There were some limitations in our survey. Firstly, the majority of the sample was partially representative rural resident in China, thus, extrapolating results to the whole Chinese people and other population should be interpreted cautiously. Secondly, the subjects included the non-diabetic participants with the normal range of liver enzymes so that the incidence of substantial liver steatosis and other hepatic diseases was low.
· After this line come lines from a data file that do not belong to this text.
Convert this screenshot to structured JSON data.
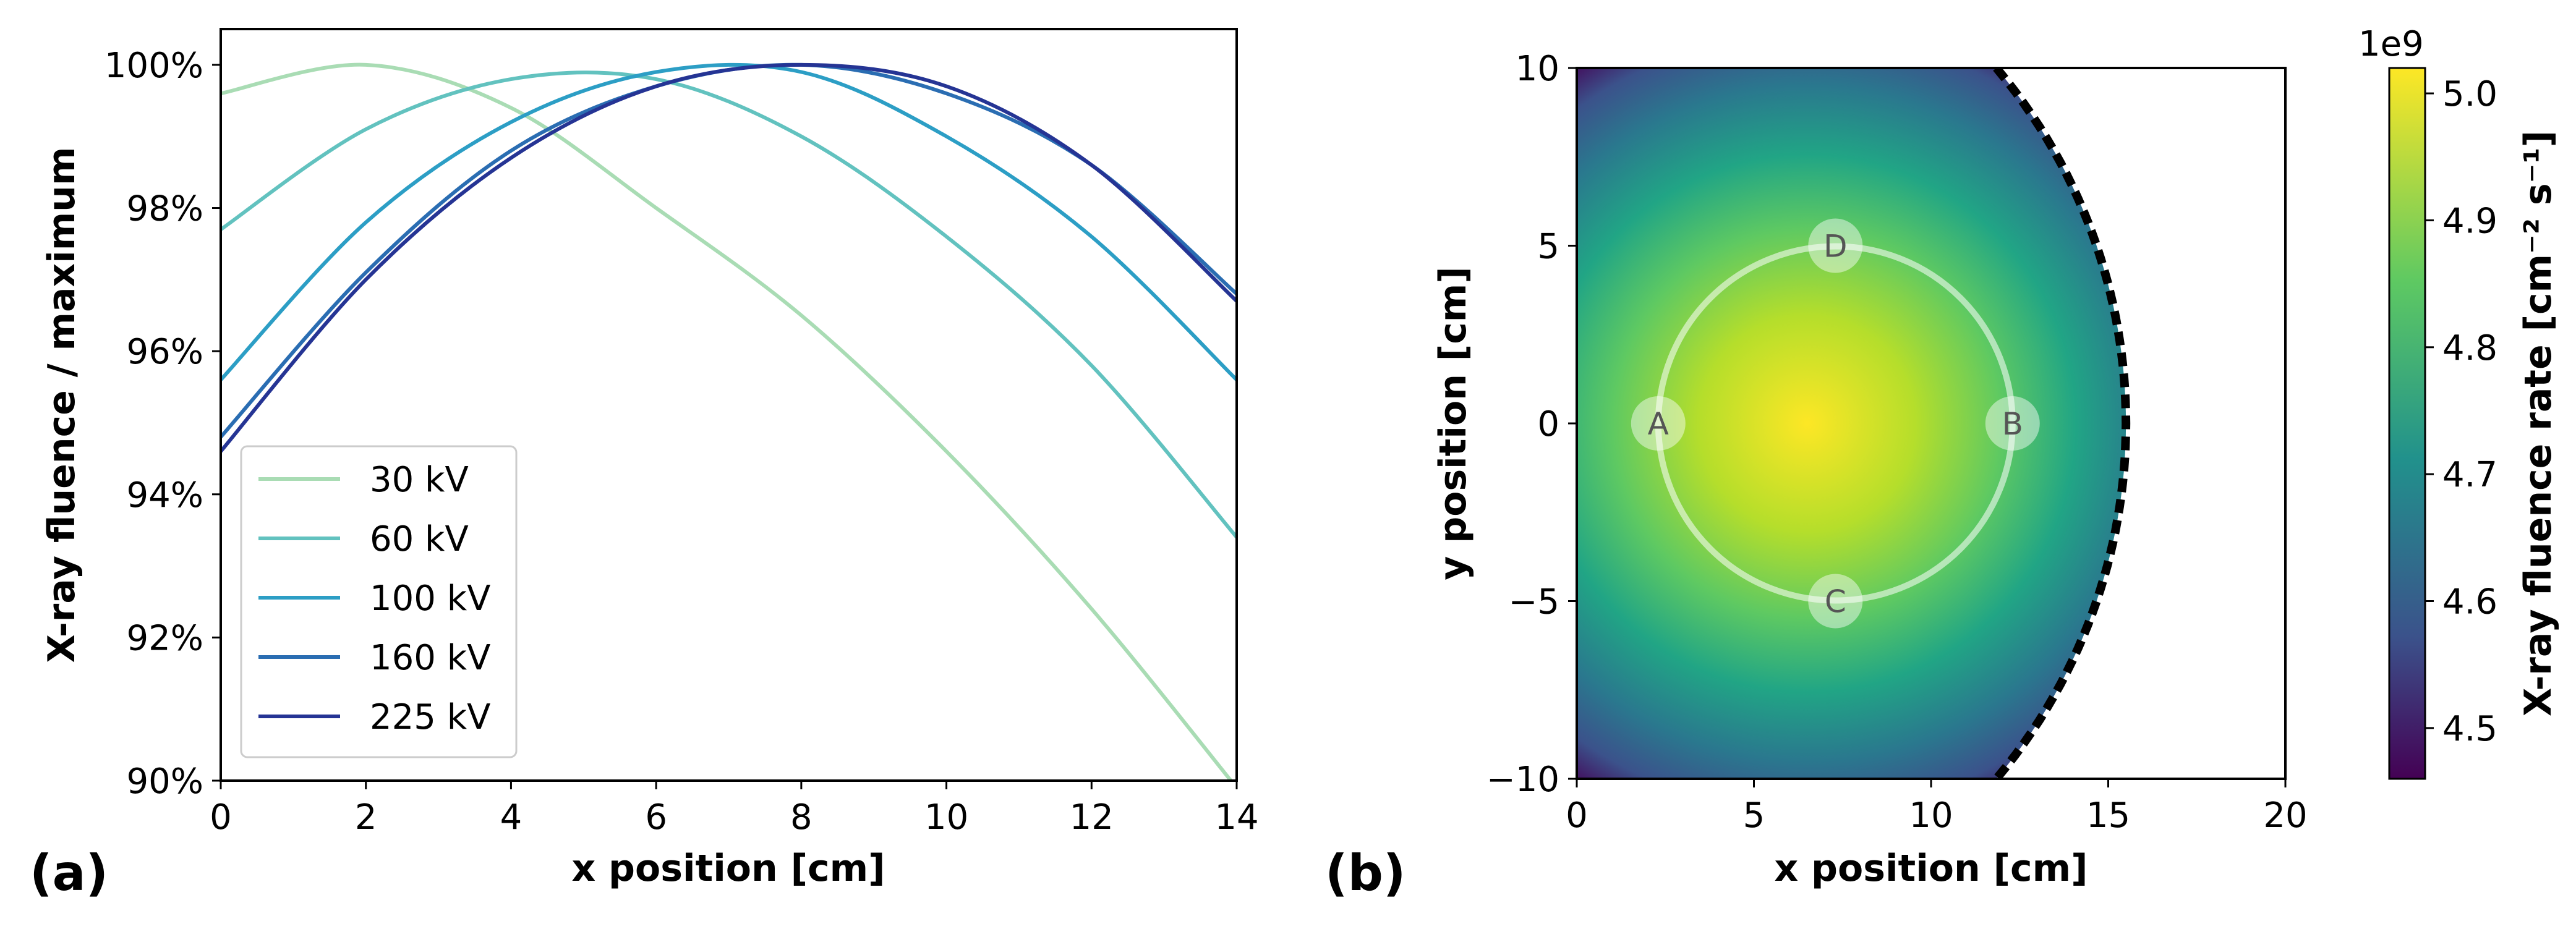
{
  "chart_data": [
    {
      "panel": "(a)",
      "type": "line",
      "xlabel": "x position [cm]",
      "ylabel": "X-ray fluence / maximum",
      "xlim": [
        0,
        14
      ],
      "ylim": [
        90,
        100.5
      ],
      "xticks": [
        "0",
        "2",
        "4",
        "6",
        "8",
        "10",
        "12",
        "14"
      ],
      "yticks": [
        "90%",
        "92%",
        "94%",
        "96%",
        "98%",
        "100%"
      ],
      "legend_position": "lower-left",
      "series": [
        {
          "name": "30 kV",
          "color": "#a9dcb4",
          "peak_x": 2.1,
          "x": [
            0,
            2,
            4,
            6,
            8,
            10,
            12,
            14
          ],
          "y": [
            99.6,
            100.0,
            99.4,
            98.0,
            96.5,
            94.6,
            92.4,
            89.9
          ]
        },
        {
          "name": "60 kV",
          "color": "#62c2bf",
          "peak_x": 4.9,
          "x": [
            0,
            2,
            4,
            6,
            8,
            10,
            12,
            14
          ],
          "y": [
            97.7,
            99.1,
            99.8,
            99.8,
            99.0,
            97.6,
            95.8,
            93.4
          ]
        },
        {
          "name": "100 kV",
          "color": "#2c9ec5",
          "peak_x": 6.8,
          "x": [
            0,
            2,
            4,
            6,
            8,
            10,
            12,
            14
          ],
          "y": [
            95.6,
            97.8,
            99.2,
            99.9,
            99.9,
            99.0,
            97.6,
            95.6
          ]
        },
        {
          "name": "160 kV",
          "color": "#2a6db2",
          "peak_x": 7.6,
          "x": [
            0,
            2,
            4,
            6,
            8,
            10,
            12,
            14
          ],
          "y": [
            94.8,
            97.1,
            98.8,
            99.7,
            100.0,
            99.6,
            98.6,
            96.8
          ]
        },
        {
          "name": "225 kV",
          "color": "#253494",
          "peak_x": 7.7,
          "x": [
            0,
            2,
            4,
            6,
            8,
            10,
            12,
            14
          ],
          "y": [
            94.6,
            97.0,
            98.7,
            99.7,
            100.0,
            99.7,
            98.6,
            96.7
          ]
        }
      ]
    },
    {
      "panel": "(b)",
      "type": "heatmap",
      "xlabel": "x position [cm]",
      "ylabel": "y position [cm]",
      "xlim": [
        0,
        20
      ],
      "ylim": [
        -10,
        10
      ],
      "xticks": [
        "0",
        "5",
        "10",
        "15",
        "20"
      ],
      "yticks": [
        "−10",
        "−5",
        "0",
        "5",
        "10"
      ],
      "field": {
        "center": [
          6.5,
          0
        ],
        "max": 5.02,
        "min": 4.46,
        "boundary_radius": 15.5
      },
      "circle": {
        "center": [
          7.3,
          0
        ],
        "radius": 5
      },
      "points": [
        {
          "label": "A",
          "x": 2.3,
          "y": 0
        },
        {
          "label": "B",
          "x": 12.3,
          "y": 0
        },
        {
          "label": "C",
          "x": 7.3,
          "y": -5
        },
        {
          "label": "D",
          "x": 7.3,
          "y": 5
        }
      ],
      "colorbar": {
        "label": "X-ray fluence rate [cm⁻² s⁻¹]",
        "multiplier": "1e9",
        "range": [
          4.46,
          5.02
        ],
        "ticks": [
          "4.5",
          "4.6",
          "4.7",
          "4.8",
          "4.9",
          "5.0"
        ],
        "colors": [
          "#440154",
          "#3b528b",
          "#21918c",
          "#5ec962",
          "#fde725"
        ]
      }
    }
  ]
}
Further cohort study would be necessary to investigate the association between liver enzymes and cardiometabolic risk in the obese population.

Conclusions

In conclusion, GGT and ALT were associated with MUHO risk above and beyond commonly measured metabolic risk factors. Our results suggested that the association of GGT with MUHO risk may be of greater magnitude than that of ALT with MUHO, especially in male. Serum GGT is convenient to detect and inexpensive item especially as the evaluation of the cardiometabolic risk in epidemic survey. We recommend serum GGT as regular item screening for the metabolically unhealthy risk in even the obese individual with normal range of GGT.